Seven Dials, St Giles
musician/member name: Music
Duration: 00:03:37
description:
Duration: 00:03:37
description:
Nigel Pennick plays his 'Seven Dials' on chromatic four-string and diatonic electric six string dulcimers. The area of Seven Dials in that parish of St. Giles-in-the-Fields in central London was once a dangerous no-go area called 'The Rookery', dwellings of the underclass and a haven for criminals and escaped slaves. Hogarth's famous engraving 'Gin Lane', depicts the run-down area with the church of St George, Bloomsbury, in the distance.
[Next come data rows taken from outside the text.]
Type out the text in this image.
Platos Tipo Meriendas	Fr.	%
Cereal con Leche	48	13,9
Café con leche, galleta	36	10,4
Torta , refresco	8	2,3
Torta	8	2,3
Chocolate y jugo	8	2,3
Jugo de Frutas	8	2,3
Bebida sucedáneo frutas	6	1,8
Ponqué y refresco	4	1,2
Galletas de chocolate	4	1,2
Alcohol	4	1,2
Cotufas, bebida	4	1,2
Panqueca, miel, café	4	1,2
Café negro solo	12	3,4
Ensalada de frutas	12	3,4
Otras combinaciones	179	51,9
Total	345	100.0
In mid-Victorian times the rookery was cleared and just outside the boundary institutions of control including the St Giles' Workhouse and School were built,. The school stood on the site of a hostelry where a bowl of ale - 'St Giles's Bowl' was given to each convict on his way to be hanged on the gallows near St Giles's church. Later, it was administered from an inn nearer the gallows site, the Angel. St Giles' church dates from 1734, Henry Flitcroft architect. Flitcroft's original model for the church, made as the pattern before the church was built, can be seen inside. St George's church, designed by Nicholas Hawksmoor, has a tower based on the Mausoleum at Halicarnassus, one of the ancient Seven Wonders of the World. Over a century after it was built, the remnants of the ancient mausoleum were brought to the British Museum nearby, where they remain.